So, my dead name is also the name of a food item (spelled different but sounds the same). We sometimes eat that food item- it’s a nice treat. His little joke is that he will only call that food “Dead Names”- which leads to hilarious instances of hearing my 70 year old father call out “Hey, I’m going to go grab some Dead Names while we’re here!” while he’s half way down the isle in the grocery store, or him coming home and saying “hey, I picked up a box of Dead Names while I was out! :)”

It just makes me so overwhelmingly happy that my old name is not something wrapped in grief. It doesn’t represent a loss. It is something we can smile about and remember even if it doesn’t fit me anymore.

Your dad sounds so cool

He is!

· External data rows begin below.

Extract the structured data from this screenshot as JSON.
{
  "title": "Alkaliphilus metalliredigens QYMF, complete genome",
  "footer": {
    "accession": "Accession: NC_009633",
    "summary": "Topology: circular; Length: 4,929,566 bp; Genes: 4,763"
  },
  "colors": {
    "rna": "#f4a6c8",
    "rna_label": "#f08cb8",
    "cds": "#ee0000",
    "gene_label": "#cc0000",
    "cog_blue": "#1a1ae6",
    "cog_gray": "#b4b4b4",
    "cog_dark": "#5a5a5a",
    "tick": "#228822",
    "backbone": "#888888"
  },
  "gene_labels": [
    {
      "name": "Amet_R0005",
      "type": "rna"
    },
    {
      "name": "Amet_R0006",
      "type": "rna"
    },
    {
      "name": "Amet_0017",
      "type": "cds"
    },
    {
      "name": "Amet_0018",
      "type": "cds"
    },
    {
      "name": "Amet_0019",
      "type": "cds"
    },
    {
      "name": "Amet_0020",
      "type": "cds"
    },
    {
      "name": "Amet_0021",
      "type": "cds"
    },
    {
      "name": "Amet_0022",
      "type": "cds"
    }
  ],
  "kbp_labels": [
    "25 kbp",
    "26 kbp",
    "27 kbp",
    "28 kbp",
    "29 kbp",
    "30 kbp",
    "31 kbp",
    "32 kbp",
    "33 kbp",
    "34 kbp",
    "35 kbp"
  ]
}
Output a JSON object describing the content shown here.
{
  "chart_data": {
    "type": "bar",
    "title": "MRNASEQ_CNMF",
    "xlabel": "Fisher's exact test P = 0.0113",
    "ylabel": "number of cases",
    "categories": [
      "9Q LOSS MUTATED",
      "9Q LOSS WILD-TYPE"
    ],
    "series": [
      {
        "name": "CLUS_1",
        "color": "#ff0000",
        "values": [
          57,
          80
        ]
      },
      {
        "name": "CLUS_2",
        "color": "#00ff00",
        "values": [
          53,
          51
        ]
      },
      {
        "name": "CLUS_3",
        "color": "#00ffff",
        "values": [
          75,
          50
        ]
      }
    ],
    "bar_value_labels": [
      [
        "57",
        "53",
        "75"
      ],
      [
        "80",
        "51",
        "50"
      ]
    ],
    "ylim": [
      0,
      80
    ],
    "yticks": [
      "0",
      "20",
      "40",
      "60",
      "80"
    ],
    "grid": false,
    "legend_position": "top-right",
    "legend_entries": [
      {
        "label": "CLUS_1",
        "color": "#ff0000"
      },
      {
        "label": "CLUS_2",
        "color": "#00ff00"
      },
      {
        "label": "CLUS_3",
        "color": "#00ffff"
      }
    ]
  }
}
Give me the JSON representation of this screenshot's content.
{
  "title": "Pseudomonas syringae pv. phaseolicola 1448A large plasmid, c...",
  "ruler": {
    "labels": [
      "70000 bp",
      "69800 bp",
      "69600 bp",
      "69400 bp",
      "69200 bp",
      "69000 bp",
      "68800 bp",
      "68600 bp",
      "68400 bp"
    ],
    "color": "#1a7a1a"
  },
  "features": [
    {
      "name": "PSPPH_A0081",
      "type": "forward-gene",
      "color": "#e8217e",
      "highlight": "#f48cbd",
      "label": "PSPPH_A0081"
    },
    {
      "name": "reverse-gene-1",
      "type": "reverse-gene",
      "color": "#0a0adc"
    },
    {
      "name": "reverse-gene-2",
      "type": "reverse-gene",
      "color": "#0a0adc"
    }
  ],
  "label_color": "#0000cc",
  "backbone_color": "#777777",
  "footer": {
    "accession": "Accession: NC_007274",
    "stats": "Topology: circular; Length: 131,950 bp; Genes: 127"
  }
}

Sometimes he uses the wrong pronouns, but he consistently does that to cis people too, so I’m p sure that’s just him never thinking about pronouns in general. No thought, head empty/ his ADHD thought process goes too fast to register them.

Also the First Thing he said to me after I came out as trans was “Is it ok if I call you Sam? Samuel is just kinda formal for an every day thing.”

(The second thing he said to me was that he loved me no matter what.)

(The second thing he

said to me was that he loved

me no matter what.)

Beep boop! I look for accidental haiku posts. Sometimes I mess up.